The Future Of Mobile Messaging: Multimedia Cellphones and Their Privacy Implications
by Russell Shaw
I believe we are reaching a point in which the privacy-violating implications of mobile messaging are reaching a flashpoint.
I explored an aspect of this in a ZDNet blog posting I made yesterday. Seems as though we’re seeing the start of a trend in which students take camera-enabled cell phones (aren’t they all?) to school, take unflattering photos and videos of their teachers, attach these photos to SMS and MMS messages, and then post them on sites such as MySpace and YouTube.
These actions hit home for me. The girlfriend just recently taught photography to some vivacious middle schoolers. She’s described giddy kids taking pictures of their friends, their non-friends, and yes, even their teachers. And although these images were captured via camera, and not via camera phones, these kids all have cell phones anyway.
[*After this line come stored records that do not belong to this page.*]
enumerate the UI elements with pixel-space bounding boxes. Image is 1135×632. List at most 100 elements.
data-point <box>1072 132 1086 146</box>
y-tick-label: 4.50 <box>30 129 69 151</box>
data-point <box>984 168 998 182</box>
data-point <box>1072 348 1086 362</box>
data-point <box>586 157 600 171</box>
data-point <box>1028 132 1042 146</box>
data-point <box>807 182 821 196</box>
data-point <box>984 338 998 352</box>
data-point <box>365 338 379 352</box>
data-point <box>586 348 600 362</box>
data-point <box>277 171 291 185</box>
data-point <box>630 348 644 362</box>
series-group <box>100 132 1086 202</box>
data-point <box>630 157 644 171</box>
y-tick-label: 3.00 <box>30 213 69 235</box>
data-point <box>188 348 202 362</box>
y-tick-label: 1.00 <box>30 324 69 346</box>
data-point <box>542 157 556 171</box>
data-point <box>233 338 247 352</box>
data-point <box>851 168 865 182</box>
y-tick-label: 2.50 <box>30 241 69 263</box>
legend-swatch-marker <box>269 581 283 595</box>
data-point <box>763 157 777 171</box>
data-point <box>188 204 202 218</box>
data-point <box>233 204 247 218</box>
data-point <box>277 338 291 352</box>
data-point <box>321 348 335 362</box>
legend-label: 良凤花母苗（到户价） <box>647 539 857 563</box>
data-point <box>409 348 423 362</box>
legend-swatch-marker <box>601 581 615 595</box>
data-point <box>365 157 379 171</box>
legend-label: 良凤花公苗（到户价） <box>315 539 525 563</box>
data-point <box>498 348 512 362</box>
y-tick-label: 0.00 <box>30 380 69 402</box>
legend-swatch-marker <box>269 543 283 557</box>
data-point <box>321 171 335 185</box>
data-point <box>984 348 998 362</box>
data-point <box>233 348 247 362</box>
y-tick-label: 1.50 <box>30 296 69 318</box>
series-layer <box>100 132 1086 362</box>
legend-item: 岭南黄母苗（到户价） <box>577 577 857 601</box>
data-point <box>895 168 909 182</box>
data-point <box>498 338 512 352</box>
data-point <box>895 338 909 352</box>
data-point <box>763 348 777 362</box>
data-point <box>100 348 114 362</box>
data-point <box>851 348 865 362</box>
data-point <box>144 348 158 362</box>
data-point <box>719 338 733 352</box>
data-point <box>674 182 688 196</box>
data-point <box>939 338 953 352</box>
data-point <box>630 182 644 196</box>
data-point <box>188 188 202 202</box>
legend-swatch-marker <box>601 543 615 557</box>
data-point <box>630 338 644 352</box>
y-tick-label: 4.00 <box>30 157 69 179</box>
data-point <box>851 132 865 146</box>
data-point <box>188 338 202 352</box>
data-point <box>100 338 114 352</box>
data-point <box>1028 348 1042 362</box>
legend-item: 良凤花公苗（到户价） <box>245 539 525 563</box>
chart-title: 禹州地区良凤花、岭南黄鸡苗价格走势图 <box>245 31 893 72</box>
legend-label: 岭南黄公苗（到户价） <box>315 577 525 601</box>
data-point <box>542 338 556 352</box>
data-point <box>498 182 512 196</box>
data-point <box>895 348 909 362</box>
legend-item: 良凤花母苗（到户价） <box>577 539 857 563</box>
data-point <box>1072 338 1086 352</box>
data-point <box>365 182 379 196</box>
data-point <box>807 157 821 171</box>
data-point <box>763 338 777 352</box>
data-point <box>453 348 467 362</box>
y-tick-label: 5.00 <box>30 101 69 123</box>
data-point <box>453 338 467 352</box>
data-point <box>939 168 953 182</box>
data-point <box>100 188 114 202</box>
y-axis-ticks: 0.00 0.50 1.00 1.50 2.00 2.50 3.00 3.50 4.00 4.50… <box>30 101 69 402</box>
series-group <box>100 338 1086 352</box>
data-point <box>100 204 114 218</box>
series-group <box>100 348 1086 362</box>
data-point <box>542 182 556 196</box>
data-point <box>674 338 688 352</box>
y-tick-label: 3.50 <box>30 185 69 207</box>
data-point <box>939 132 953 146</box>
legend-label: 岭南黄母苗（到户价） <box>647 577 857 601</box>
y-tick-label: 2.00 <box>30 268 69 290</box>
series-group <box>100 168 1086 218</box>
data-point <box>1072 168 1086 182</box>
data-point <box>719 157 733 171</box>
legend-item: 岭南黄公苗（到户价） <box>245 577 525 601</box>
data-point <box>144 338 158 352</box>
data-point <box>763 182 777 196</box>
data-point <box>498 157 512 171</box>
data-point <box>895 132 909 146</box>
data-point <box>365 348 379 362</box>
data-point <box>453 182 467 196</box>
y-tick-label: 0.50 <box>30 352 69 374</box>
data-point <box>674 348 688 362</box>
What’s to prevent their new-found enthusiasm and expertise from being applied to photos taken with their cell and then spread to each other as well as posted on the Internet?
And I need to tell you, we’re not just looking at kids, here.
While my mobile does not have video capture and MMS capability, It’s just a couple of clicks from my camera phone to a posting on my Facebook or Flickr photostream. If I were spurious or mean-spirited, I see funky stuff every day that I could photograph and either SMS or post. A homeless person pushing a shopping cart. A guy picking his nose. Even just something as innocent as a traffic jam- with license plate numbers revealed.
I guess my point is that while camera-enabled and video-enabled cell phones substantially enable us to obtain a more varied and ubiquitous view of our world, let us not just gratuitously use these tools just because we can.